Sensitive, respectful inquiry into the life of a now-famous slave potter.
A successful graphic designer and Southern émigré living in Manhattan, Todd was startled to learn, while reading a New York Times article about an exhibition of pottery made by a slave known only as Dave, that his own ancestors had once owned Dave and the pottery works in which he created his stoneware masterpieces. After a visit to the exhibit in Delaware, equally intrigued by Dave’s skill and his shadowy history, the author relocated to his family’s former hometown of Edgefield, S.C. There he set about trying to unravel the truth about the potter’s life, well aware of the irony inherent in a descendant of Dave’s masters striving to be his biographer. Despite the notorious difficulty of documenting slaves’ genealogies, let alone details about their personal lives, Todd was able to find some interesting shards, literal and figurative, that allowed him to construct a rough idea of what Dave may have experienced.

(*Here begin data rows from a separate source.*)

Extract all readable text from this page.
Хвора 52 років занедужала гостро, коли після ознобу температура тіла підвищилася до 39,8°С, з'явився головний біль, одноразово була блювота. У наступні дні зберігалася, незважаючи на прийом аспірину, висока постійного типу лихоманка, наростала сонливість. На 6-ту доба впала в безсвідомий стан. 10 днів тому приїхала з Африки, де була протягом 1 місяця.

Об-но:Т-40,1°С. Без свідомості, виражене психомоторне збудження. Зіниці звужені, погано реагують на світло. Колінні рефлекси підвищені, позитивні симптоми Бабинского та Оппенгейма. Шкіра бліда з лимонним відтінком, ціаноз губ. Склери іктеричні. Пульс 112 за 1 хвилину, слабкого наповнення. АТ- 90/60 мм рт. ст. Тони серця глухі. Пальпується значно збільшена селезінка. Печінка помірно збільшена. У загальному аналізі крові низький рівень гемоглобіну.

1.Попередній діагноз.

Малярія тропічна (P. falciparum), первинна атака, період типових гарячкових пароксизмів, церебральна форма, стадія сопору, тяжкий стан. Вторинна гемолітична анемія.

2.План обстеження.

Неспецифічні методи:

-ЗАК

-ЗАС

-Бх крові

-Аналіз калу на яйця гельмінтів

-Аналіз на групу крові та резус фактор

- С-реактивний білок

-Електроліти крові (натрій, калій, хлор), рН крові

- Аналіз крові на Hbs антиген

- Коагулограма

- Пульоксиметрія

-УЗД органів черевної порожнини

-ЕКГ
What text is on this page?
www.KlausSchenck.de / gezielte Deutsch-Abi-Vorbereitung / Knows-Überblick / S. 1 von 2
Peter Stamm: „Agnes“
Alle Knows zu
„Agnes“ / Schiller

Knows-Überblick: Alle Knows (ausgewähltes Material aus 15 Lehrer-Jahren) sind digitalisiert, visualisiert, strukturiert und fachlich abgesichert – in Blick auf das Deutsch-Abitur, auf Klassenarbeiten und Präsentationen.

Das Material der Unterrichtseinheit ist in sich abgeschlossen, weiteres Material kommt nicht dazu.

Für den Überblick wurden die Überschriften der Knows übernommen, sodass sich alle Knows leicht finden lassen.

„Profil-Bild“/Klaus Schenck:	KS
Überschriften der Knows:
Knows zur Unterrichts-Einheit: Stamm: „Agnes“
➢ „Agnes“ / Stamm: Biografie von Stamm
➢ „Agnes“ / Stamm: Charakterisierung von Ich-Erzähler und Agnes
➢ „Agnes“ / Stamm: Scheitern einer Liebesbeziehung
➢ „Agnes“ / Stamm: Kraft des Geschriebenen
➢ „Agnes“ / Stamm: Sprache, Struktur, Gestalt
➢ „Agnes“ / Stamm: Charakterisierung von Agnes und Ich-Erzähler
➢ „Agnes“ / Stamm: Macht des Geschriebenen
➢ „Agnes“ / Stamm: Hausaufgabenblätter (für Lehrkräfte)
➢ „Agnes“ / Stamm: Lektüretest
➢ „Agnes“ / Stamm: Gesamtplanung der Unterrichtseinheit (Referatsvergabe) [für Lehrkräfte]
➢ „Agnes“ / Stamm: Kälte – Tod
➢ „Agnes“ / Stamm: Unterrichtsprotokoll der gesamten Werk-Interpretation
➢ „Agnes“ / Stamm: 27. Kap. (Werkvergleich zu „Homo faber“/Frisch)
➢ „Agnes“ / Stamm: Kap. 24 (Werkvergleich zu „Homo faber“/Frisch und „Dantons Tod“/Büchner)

The most compelling feature of Dave’s work is that he frequently signed his name to his pots and even, on occasion, inscribed poems of his own devising. The author spends significant time trying to figure out how Dave acquired this level of literacy, since slaves for much of his lifetime were forbidden to read, much less write, and it would have amounted to a dangerous confession to reveal his learning so openly. This kind of historical work always involves conjecture, and Todd does a fair job disclosing where his research tips over into the realm of imagination. Still, his passionate respect for Dave sometimes supports an unrealistic, idealized portrait of the potter. It’s impossible to know for sure what Dave was like, so this character sketch must remain partly fictional—well-informed, but colored by the legends that have grown up around his magnificent vessels.
Captivating, though necessarily speculative.